And By That Special Someone, You Mean Your Wallet

Take a hard look at the situation. It’s time to ask yourself: Do you actually have a handle on your finances? When was the last time you bought something you knew you didn’t need, and how often do you do that? Are you in debt?

Do you have more money streaming out of your account than you have being added? More importantly, are you ready to do something about it? If you are, keep reading.

Look at your account and understand where each red area came from. Can you group some of these things together? No app can categorize your spending the way you can. It’s up to you to find where your financial priorities are. Otherwise, it’ll just be listed as miscellaneous and you won’t be able to do anything about it. Dozens of dollars a month adds up. Save that money.

Once you do this, you’ll be able to explain what you need, what you actually need, and what you want. Use a hierarchy of spending, starting with debts, then groceries, then coffee, then whatever’s next. Could you replace coffee with sleeping more, or wait until you get to work?

Still, you have needs. You need to pay the bills. You need heat in the winter. You need to turn on the stove. How can you cut costs? Can you cut costs? The answer is yes. Bills are important. There are limited ways to get out of paying these guys, but there are ways to save money. Here’s the scoop.

When that hotline bling

When it comes to phone bills, make sure you have the right plan. There are good ways to check how much data you’re using. Download an app and be sure to use wifi while you do it. Once you have an estimate of how much data you’re using, you may find that your plan’s data cap is well over the estimate. If you have a plan for 10GB, but you’re using less than 2GB, scale back.

Heating up the gas bill

Believe it or not, it is possible to keep your lights on and pay less. By using tools, common sense, and a little reminder or two, you can cut this bill down. Some things will be intuitive, but bear with us.

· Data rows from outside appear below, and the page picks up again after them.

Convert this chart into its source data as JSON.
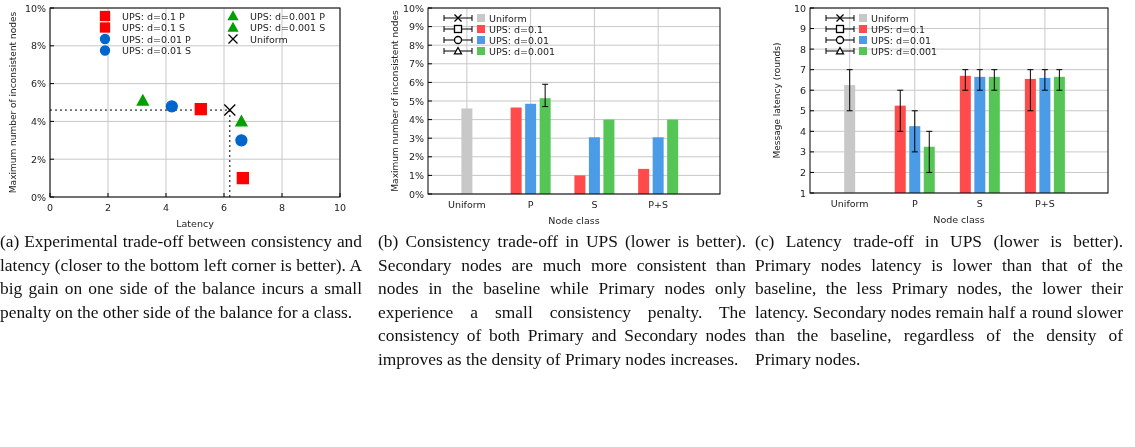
{
  "chart_data": [
    {
      "type": "scatter",
      "xlabel": "Latency",
      "ylabel": "Maximum number of inconsistent nodes",
      "xlim": [
        0,
        10
      ],
      "xticks": [
        0,
        2,
        4,
        6,
        8,
        10
      ],
      "ylim": [
        0,
        10
      ],
      "yticks": [
        {
          "value": 0,
          "label": "0%"
        },
        {
          "value": 2,
          "label": "2%"
        },
        {
          "value": 4,
          "label": "4%"
        },
        {
          "value": 6,
          "label": "6%"
        },
        {
          "value": 8,
          "label": "8%"
        },
        {
          "value": 10,
          "label": "10%"
        }
      ],
      "grid": true,
      "legend": "top",
      "series": [
        {
          "name": "UPS: d=0.1 P",
          "color": "#ff0000",
          "marker": "square",
          "x": [
            5.2
          ],
          "values": [
            4.65
          ]
        },
        {
          "name": "UPS: d=0.1 S",
          "color": "#ff0000",
          "marker": "square",
          "x": [
            6.65
          ],
          "values": [
            1.0
          ]
        },
        {
          "name": "UPS: d=0.01 P",
          "color": "#0066cc",
          "marker": "circle",
          "x": [
            4.2
          ],
          "values": [
            4.8
          ]
        },
        {
          "name": "UPS: d=0.01 S",
          "color": "#0066cc",
          "marker": "circle",
          "x": [
            6.6
          ],
          "values": [
            3.0
          ]
        },
        {
          "name": "UPS: d=0.001 P",
          "color": "#00a000",
          "marker": "triangle",
          "x": [
            3.2
          ],
          "values": [
            5.1
          ]
        },
        {
          "name": "UPS: d=0.001 S",
          "color": "#00a000",
          "marker": "triangle",
          "x": [
            6.6
          ],
          "values": [
            4.0
          ]
        },
        {
          "name": "Uniform",
          "color": "#000000",
          "marker": "cross",
          "x": [
            6.2
          ],
          "values": [
            4.6
          ]
        }
      ],
      "ref_lines": [
        {
          "axis": "y",
          "value": 4.6,
          "line_style": "dotted",
          "color": "#000000"
        },
        {
          "axis": "x",
          "value": 6.2,
          "line_style": "dotted",
          "color": "#000000"
        }
      ],
      "annotations": [
        "(a) Experimental trade-off between consistency and latency (closer to the bottom left corner is better). A big gain on one side of the balance incurs a small penalty on the other side of the balance for a class."
      ]
    },
    {
      "type": "bar",
      "xlabel": "Node class",
      "ylabel": "Maximum number of inconsistent nodes",
      "categories": [
        "Uniform",
        "P",
        "S",
        "P+S"
      ],
      "ylim": [
        0,
        10
      ],
      "yticks": [
        {
          "value": 0,
          "label": "0%"
        },
        {
          "value": 1,
          "label": "1%"
        },
        {
          "value": 2,
          "label": "2%"
        },
        {
          "value": 3,
          "label": "3%"
        },
        {
          "value": 4,
          "label": "4%"
        },
        {
          "value": 5,
          "label": "5%"
        },
        {
          "value": 6,
          "label": "6%"
        },
        {
          "value": 7,
          "label": "7%"
        },
        {
          "value": 8,
          "label": "8%"
        },
        {
          "value": 9,
          "label": "9%"
        },
        {
          "value": 10,
          "label": "10%"
        }
      ],
      "grid": true,
      "legend": "top left",
      "series": [
        {
          "name": "Uniform",
          "color": "#c8c8c8",
          "marker": "cross",
          "values": [
            4.6,
            null,
            null,
            null
          ]
        },
        {
          "name": "UPS: d=0.1",
          "color": "#ff4b4b",
          "marker": "square",
          "values": [
            null,
            4.65,
            1.0,
            1.35
          ]
        },
        {
          "name": "UPS: d=0.01",
          "color": "#4b9be6",
          "marker": "circle",
          "values": [
            null,
            4.85,
            3.05,
            3.05
          ]
        },
        {
          "name": "UPS: d=0.001",
          "color": "#55c655",
          "marker": "triangle",
          "values": [
            null,
            5.15,
            4.0,
            4.0
          ],
          "errors": [
            null,
            [
              4.7,
              5.9
            ],
            null,
            null
          ]
        }
      ],
      "annotations": [
        "(b) Consistency trade-off in UPS (lower is better). Secondary nodes are much more consistent than nodes in the baseline while Primary nodes only experience a small consistency penalty. The consistency of both Primary and Secondary nodes improves as the density of Primary nodes increases."
      ]
    },
    {
      "type": "bar",
      "xlabel": "Node class",
      "ylabel": "Message latency (rounds)",
      "categories": [
        "Uniform",
        "P",
        "S",
        "P+S"
      ],
      "ylim": [
        1,
        10
      ],
      "yticks": [
        1,
        2,
        3,
        4,
        5,
        6,
        7,
        8,
        9,
        10
      ],
      "grid": true,
      "legend": "top left",
      "series": [
        {
          "name": "Uniform",
          "color": "#c8c8c8",
          "marker": "cross",
          "values": [
            6.25,
            null,
            null,
            null
          ],
          "errors": [
            [
              5,
              7
            ],
            null,
            null,
            null
          ]
        },
        {
          "name": "UPS: d=0.1",
          "color": "#ff4b4b",
          "marker": "square",
          "values": [
            null,
            5.25,
            6.7,
            6.55
          ],
          "errors": [
            null,
            [
              4,
              6
            ],
            [
              6,
              7
            ],
            [
              5,
              7
            ]
          ]
        },
        {
          "name": "UPS: d=0.01",
          "color": "#4b9be6",
          "marker": "circle",
          "values": [
            null,
            4.25,
            6.65,
            6.6
          ],
          "errors": [
            null,
            [
              3,
              5
            ],
            [
              6,
              7
            ],
            [
              6,
              7
            ]
          ]
        },
        {
          "name": "UPS: d=0.001",
          "color": "#55c655",
          "marker": "triangle",
          "values": [
            null,
            3.25,
            6.65,
            6.65
          ],
          "errors": [
            null,
            [
              2,
              4
            ],
            [
              6,
              7
            ],
            [
              6,
              7
            ]
          ]
        }
      ],
      "annotations": [
        "(c) Latency trade-off in UPS (lower is better). Primary nodes latency is lower than that of the baseline, the less Primary nodes, the lower their latency. Secondary nodes remain half a round slower than the baseline, regardless of the density of Primary nodes."
      ]
    }
  ]
}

Leave notes on the doors reminding yourself to turn off lights as you leave. Seriously. We all say we do this, but do we actually? Is the light in your bathroom off right now? Go check. Another idea is to change your incandescents or fluorescents to LED lights. While more expensive upfront, they save money in the long run. Just two incandescent light bulbs use as much power as a 27 inch Mac computer.  That’s a lot of power.

Secondly, unplug things you don’t use that often. Why is the toaster plugged in when you only use it in the morning? What is charging right now that has been charging for hours? Stop that. It doesn’t do you any good if you don’t need it charged up right now. Remember that stereo equipment still draw power when they’re plugged in but turned off. Go around and physically unplug things. Trust us.

Turn off your air conditioner right now. It’s February, what are you, crazy? Instead, turn off some of those heat generating electronics you like so much. Wear less clothes, and okay, you can have it on a little. Just don’t overdo it. No your limits. This can be the whopper of your bill.

When we’re shaving this bill, remember that every little bit counts. Turn off your electronics when you’re not using them. No, we don’t mean log off. Turn them off. You’d be surprised how that money just came back to you.

Use timers to keep things on only when you need it. This will save some moolah on items that should be on, but then we’re not around to turn them off when we need to be. This is especially useful for lamps. While you’re at it, will you really need hot water around three in the morning? What about the internet around five? You can put these things on timers.

Use appliances at night during off peak hours. Your utility company may charge lower during these times. That energy can be saved after all! You did it!

Watching the cable, satellite, whatever

You can either change or downgrade your plan. Who has time for all of those premium channels, or premium features? Who wants to sit in front of a TV that long anyway? Contact your company and ask how much you’re really getting for your plan right now. Some of it may be something you haven’t even heard of before, and definitely something you don’t need.

Sometimes all you have to do is ask. A sales rep may be able to lower the rate for you. Ask to the customer retention department. Don’t let them increase your bill. Who knows, a promotional rate may be in your future.

Give yourself some credit

We can’t really save here, but we can try to cut some loose ends. Credit cards never appreciate in value, and there’s no easy way to make this positive. Let’s focus on getting the number to zero.

Find lower interest, or higher rewards. You should always try to compare these guys as much as possible. Finding a better deal should always be a priority. Make sure to read agreements carefully so you don’t wind up paying for anything you could get for free. You’d be amazed that more than half of consumers that participated in a study by MasterCard weren’t familiar with the benefits offered to them. Many cards extend a manufacturer’s warranty. Credit cards sometimes offer extra travel accident insurance, trip cancellation insurance, and/or travel emergency insurance.

If you have a higher-interest card, and you just found a lower-interest card, go ahead and transfer your balance. The least it can do is save you thousands in interest while you work on chopping the debt down. There may be a small fee to transfer, it’s insignificant to what you could be saving.

Just call and remind them that you’ve been a customer for a while, and that you’d like to have a break on that interest rate. The worst that could happen is that they just say no. If that happens, let them know that you’ve been perusing a balance transfer with their competitor who has lower interest. Don’t let them call a bluff. Do it if they don’t budge.